Okta reports strong growth, citing synergies from Auth0 acquisition

Okta Inc. today reported strong revenue and profit growth in its first fiscal quarter, highlighted by a 52% increase in its subscription backlog, but the identity and access management company issued mixed guidance for the second quarter and full year.

Revenue for both is expected to come in ahead of estimates but forecast earnings-per-share is below consensus. The stock dropped nearly 4% in after-hours trading.

Chief Operating Officer Frederic Kerrest (pictured) blamed the lack of visibility on Okta’s acquisition of rival Auth0 Inc. in a deal that closed less than four weeks ago.
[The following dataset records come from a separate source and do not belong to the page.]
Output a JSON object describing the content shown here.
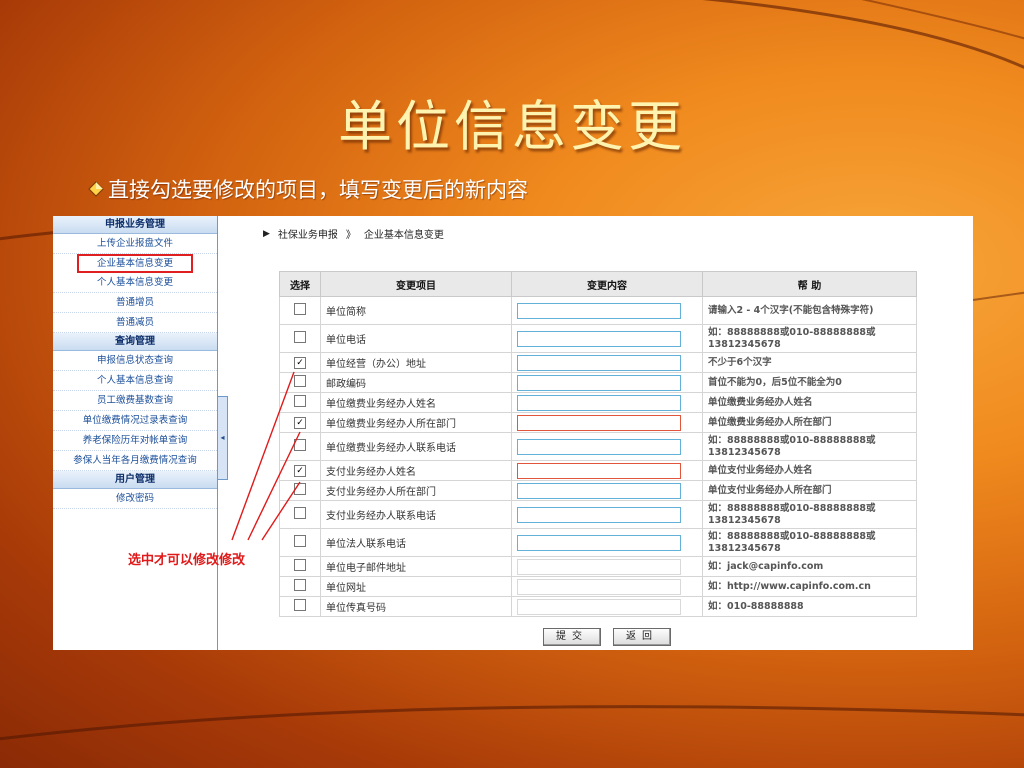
{
  "slide": {
    "title": "单位信息变更",
    "bullet": "直接勾选要修改的项目，填写变更后的新内容"
  },
  "sidebar": {
    "sections": [
      {
        "head": "申报业务管理",
        "items": [
          "上传企业报盘文件",
          "企业基本信息变更",
          "个人基本信息变更",
          "普通增员",
          "普通减员"
        ]
      },
      {
        "head": "查询管理",
        "items": [
          "申报信息状态查询",
          "个人基本信息查询",
          "员工缴费基数查询",
          "单位缴费情况过录表查询",
          "养老保险历年对帐单查询",
          "参保人当年各月缴费情况查询"
        ]
      },
      {
        "head": "用户管理",
        "items": [
          "修改密码"
        ]
      }
    ],
    "toggle_glyph": "◂"
  },
  "breadcrumb": {
    "part1": "社保业务申报",
    "sep": "》",
    "part2": "企业基本信息变更"
  },
  "table": {
    "headers": [
      "选择",
      "变更项目",
      "变更内容",
      "帮  助"
    ],
    "rows": [
      {
        "checked": false,
        "item": "单位简称",
        "field": "blue",
        "help": "请输入2 - 4个汉字(不能包含特殊字符)"
      },
      {
        "checked": false,
        "item": "单位电话",
        "field": "blue",
        "help": "如：88888888或010-88888888或13812345678"
      },
      {
        "checked": true,
        "item": "单位经营（办公）地址",
        "field": "blue",
        "help": "不少于6个汉字"
      },
      {
        "checked": false,
        "item": "邮政编码",
        "field": "blue",
        "help": "首位不能为0，后5位不能全为0"
      },
      {
        "checked": false,
        "item": "单位缴费业务经办人姓名",
        "field": "blue",
        "help": "单位缴费业务经办人姓名"
      },
      {
        "checked": true,
        "item": "单位缴费业务经办人所在部门",
        "field": "red",
        "help": "单位缴费业务经办人所在部门"
      },
      {
        "checked": false,
        "item": "单位缴费业务经办人联系电话",
        "field": "blue",
        "help": "如：88888888或010-88888888或13812345678"
      },
      {
        "checked": true,
        "item": "支付业务经办人姓名",
        "field": "red",
        "help": "单位支付业务经办人姓名"
      },
      {
        "checked": false,
        "item": "支付业务经办人所在部门",
        "field": "blue",
        "help": "单位支付业务经办人所在部门"
      },
      {
        "checked": false,
        "item": "支付业务经办人联系电话",
        "field": "blue",
        "help": "如：88888888或010-88888888或13812345678"
      },
      {
        "checked": false,
        "item": "单位法人联系电话",
        "field": "blue",
        "help": "如：88888888或010-88888888或13812345678"
      },
      {
        "checked": false,
        "item": "单位电子邮件地址",
        "field": "plain",
        "help": "如：jack@capinfo.com"
      },
      {
        "checked": false,
        "item": "单位网址",
        "field": "plain",
        "help": "如：http://www.capinfo.com.cn"
      },
      {
        "checked": false,
        "item": "单位传真号码",
        "field": "plain",
        "help": "如：010-88888888"
      }
    ]
  },
  "buttons": {
    "submit": "提交",
    "back": "返回"
  },
  "annotation": "选中才可以修改修改",
  "colors": {
    "accent_red": "#e01a1a",
    "title": "#fff3b0",
    "sidebar_link": "#1c4f9a"
  }
}
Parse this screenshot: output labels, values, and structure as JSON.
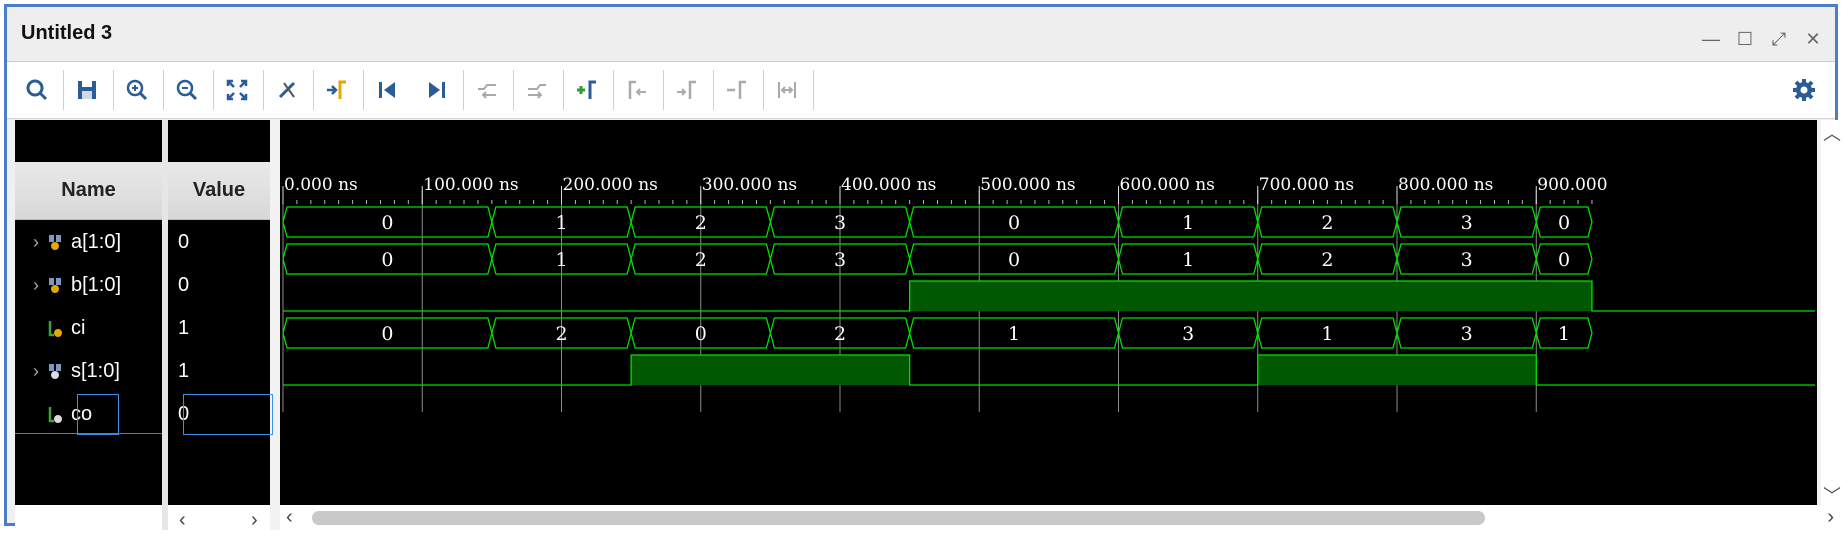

Auth0 “was a pre-[initial public offering] high-growth company that was investing heavily into their business,” he said.

Auth0’s losses will continue to drag on the combined companies’ earnings for the next couple of quarters, he said, but the short-term impact is outweighed by the $30 billion market additional opportunity Okta executives said Auth0 brings to the table.

For the quarter, Okta’s revenue rose 37% from a year ago, to $251 million, well ahead of analysts’ consensus estimate of $239.2 million. Subscriptions, which comprise 96% of sales, grew 38%. The subscription backlog of $1.89 billion grew 52%, while contracted subscription revenue that’s expected to be recognized over the next 12 months jumped 45%, to $899 million.

The operating loss of $16 million grew from $12 million a year earlier and the net loss nearly doubled, to $13 million, though the loss per share of 10 cents was significantly better than analyst consensus estimates of a 20-cent loss.

However, Okta’s guidance for the upcoming quarter and full year disappointed some investors. The company said its second-quarter loss per share is expected to be at least 35 cents, well below Wall Street’s estimate of 11 cents. The full-year loss per share was forecast to be at least $1.13 a share, compared with a consensus estimate of a 44-cent loss.

$4B by 2025

As if anticipating some disappointment with the growing losses, executives forecast that annual revenues will more than triple, to $4 billion, by the end of its fourth fiscal quarter in March 2025. That assumes 35% annual growth for the next four years with a free cash flow margin of 26%.

“This is a growth story,” Kerrest said. “It’s an $80 billion total accessible market. I feel good about our $1 billion run rate but when I look at the total opportunity it looks quaint.”

With the ink barely dry on the closing of the Auth0 deal, executives devoted much of the analysts’ call to explaining why the combined companies are greater than the sum of the parts. “There’s less customer overlap than even we expected,” said Chief Executive Todd McKinnon. “There is more opportunity to cross-sell and upsell than we expected.”

Kerrest said now that both companies have had a chance to examine each other’s books and customer lists. “We’re even more excited than we were before,” he said. “We thought there’d be a lot of goodwill and it’s been better than we expected.”

Executives emphasized that although Okta and Auth0 are technically competitors, they court different audiences, with Okta appealing to business users with its low-code approach and Auth0 seeking developers who might otherwise code their own identity management software.

It also helps that Auth0 derives nearly half its revenues from outside the U.S., where Okta wants to grow, said Auth0 CEO Eugenio Pace. The combined companies also believe that significant competition is unlikely to emerge in the future since all the major software companies have already announced their own offerings in the market.

Still, at least one analyst firm was perplexed that Okta didn’t provide more detail about Auth0’s revenue contribution. “Management surprisingly declined to provide the expected financial contribution from Auth0,” wrote Mizuho Securities USA LLC analysts in a brief to clients. However, they noted, “We continue to believe that Okta’s technological and go-to-market advantages versus most peers are significant.”

Executives said their principal competition continues to be homegrown solutions, which are becoming less viable as cybercriminals step up their game. “Some of the pushback we saw in the past has gone away because of the realization that the benefit of adding a little more effort to your home-built system is going away,” Pace said.

As further evidence that the wind is at Okta’s back, Kerrest cited President Joseph Biden’s executive order two weeks ago that creates a baseline set of security standards for U.S. government agencies. Okta has been a certified vendor in the Federal Risk and Authorization Management Program for more than four years.

“The order specifically states that government agencies must advance to zero trust and adopt multi-factor authentication from an approved vendor,” he said. “It’s been a good vertical for us, and it’s a great long-term play.”